How Culture and Medicine Shape Pain Care
The roots of women’s pain dismissal run deep. Ancient Greek physicians believed the uterus could “wander” through the body, causing illness — a notion that led to centuries of treating women’s suffering as emotional rather than physical. Modern versions of that mindset persist today.
Research shows that women wait longer in emergency departments for pain medication and are more likely to receive sedatives or anti-anxiety drugs instead of diagnostic tests. These disparities delay care and can erode trust in the medical system. Dr. MacKenzie notes that part of the solution lies in how physicians are trained: medical education often emphasizes finding tissue damage to explain pain, leaving doctors uncertain about how to respond when no clear injury is visible.
Understanding that pain is both sensory and emotional — and that the nervous system itself can become dysregulated — is critical for providing appropriate and compassionate care.
Comprehensive Pain Management for Women
Because pain involves both the body and the brain, the most effective management uses more than one approach. Dr. MacKenzie highlights several key strategies that can be tailored throughout a woman’s life:
- Medication: NSAIDs like ibuprofen or naproxen reduce menstrual and joint pain; other medications may help calm nerve sensitivity.
- Physical therapy: Especially pelvic floor or orthopedic therapy, which can retrain muscles and reduce pain sensitivity.

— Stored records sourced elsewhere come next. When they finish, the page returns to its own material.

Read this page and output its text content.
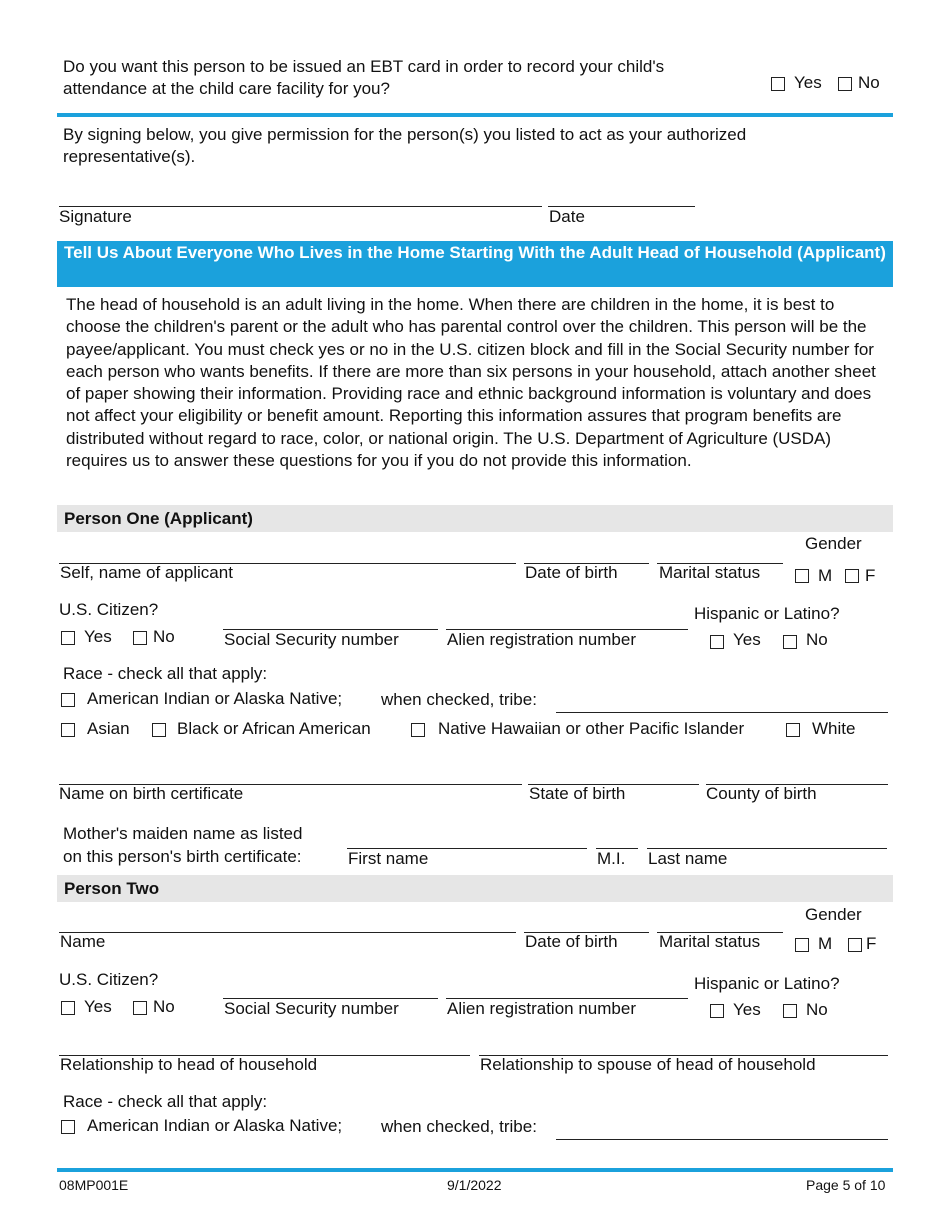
Do you want this person to be issued an EBT card in order to record your child's
attendance at the child care facility for you?	Yes No
By signing below, you give permission for the person(s) you listed to act as your authorized representative(s).
Signature	Date
Tell Us About Everyone Who Lives in the Home Starting With the Adult Head of Household (Applicant)
The head of household is an adult living in the home. When there are children in the home, it is best to choose the children's parent or the adult who has parental control over the children. This person will be the payee/applicant. You must check yes or no in the U.S. citizen block and fill in the Social Security number for each person who wants benefits. If there are more than six persons in your household, attach another sheet of paper showing their information. Providing race and ethnic background information is voluntary and does not affect your eligibility or benefit amount. Reporting this information assures that program benefits are distributed without regard to race, color, or national origin. The U.S. Department of Agriculture (USDA) requires us to answer these questions for you if you do not provide this information.
Person One (Applicant)
Gender
Self, name of applicant	Date of birth Marital status	M F
U.S. Citizen?	Hispanic or Latino?
Yes No	Social Security number	Alien registration number	Yes	No
Race - check all that apply:
American Indian or Alaska Native; when checked, tribe:
Asian	Black or African American	Native Hawaiian or other Pacific Islander	White
Name on birth certificate	State of birth	County of birth
Mother's maiden name as listed
on this person's birth certificate:	First name	M.I. Last name
Person Two
Gender
Name	Date of birth Marital status	M F
U.S. Citizen?	Hispanic or Latino?
Yes No	Social Security number	Alien registration number	Yes	No
Relationship to head of household	Relationship to spouse of head of household
Race - check all that apply:
American Indian or Alaska Native; when checked, tribe:
08MP001E	9/1/2022	Page 5 of 10
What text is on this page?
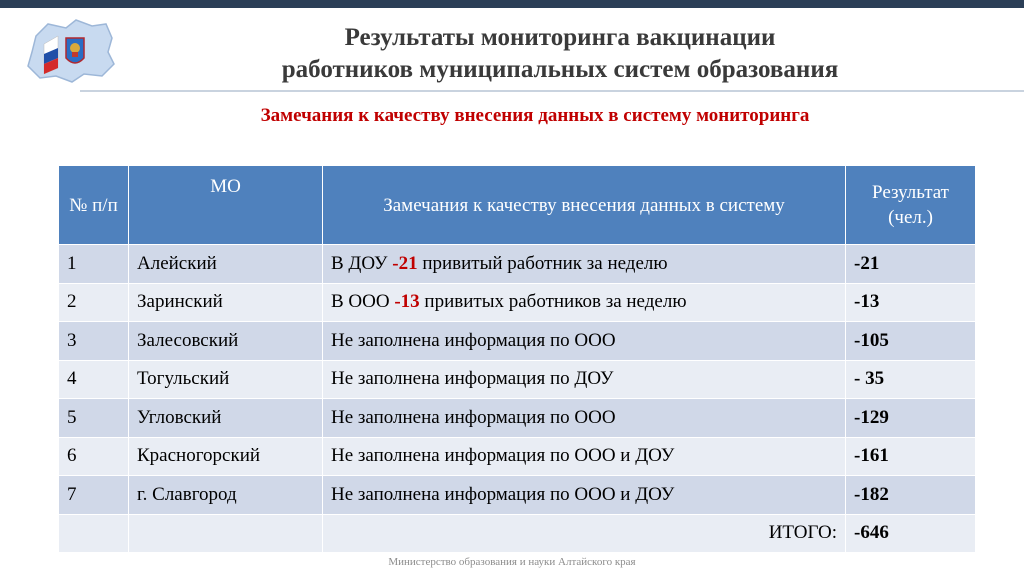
Результаты мониторинга вакцинации
работников муниципальных систем образования
Замечания к качеству внесения данных в систему мониторинга
№ п/п	МО	Замечания к качеству внесения данных в системy	Результат (чел.)
1	Алейский	В ДОУ -21 привитый работник за неделю	-21
2	Заринский	В ООО -13 привитых работников за неделю	-13
3	Залесовский	Не заполнена информация по ООО	-105
4	Тогульский	Не заполнена информация по ДОУ	- 35
5	Угловский	Не заполнена информация по ООО	-129
6	Красногорский	Не заполнена информация по ООО и ДОУ	-161
7	г. Славгород	Не заполнена информация по ООО и ДОУ	-182
		ИТОГО:	-646
Министерство образования и науки Алтайского края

- Pain psychology: Approaches such as cognitive behavioral therapy (CBT) and Stanford’s Empowered Relief class teach mind-body tools to lower stress and reframe pain.
- Lifestyle support: Movement, stress reduction, and restorative sleep all help regulate the nervous system.
- Social connection: Pain can be isolating; community support is a vital part of recovery.
Relief often comes through consistency — combining multiple strategies and giving the body and brain time to adapt.
What Needs to Change
Improving outcomes for women requires systemic change:
- Medical education must teach future doctors how to recognize and manage pain that isn’t tied to tissue damage.
- Research must include more women, especially in dose-finding studies for medications.
- Clinical care must validate women’s pain experiences, offering clear explanations even when imaging or lab tests appear normal.
- Patient education should start early — even in high school — teaching girls how to advocate for themselves and communicate effectively with healthcare providers.
“When women’s pain is acknowledged and studied, care improves for everyone.”
The Path Forward
Pain touches nearly every stage of a woman’s life, but it does not have to define it. Recognizing the biological, cultural, and social influences on women’s pain — and providing early, compassionate, and comprehensive care — allows women to live fuller, healthier lives at every age.
As Dr. MacKenzie says, “The old idea that pain is simply part of womanhood is being replaced with compassion, curiosity, and science. When women’s pain is acknowledged and studied, care improves for everyone.”
Resources for Learning and Support
- Empowered Relief – A free two-hour class from the Stanford Pain Clinic teaching mind-body tools for chronic pain.
- Tame the Beast – Explains pain science through accessible videos.
- Curable App – Offers education and exercises based on neuroscience and mindfulness.
- Menda Health – Connects patients with mental health providers trained in pain psychology (covered by most insurance).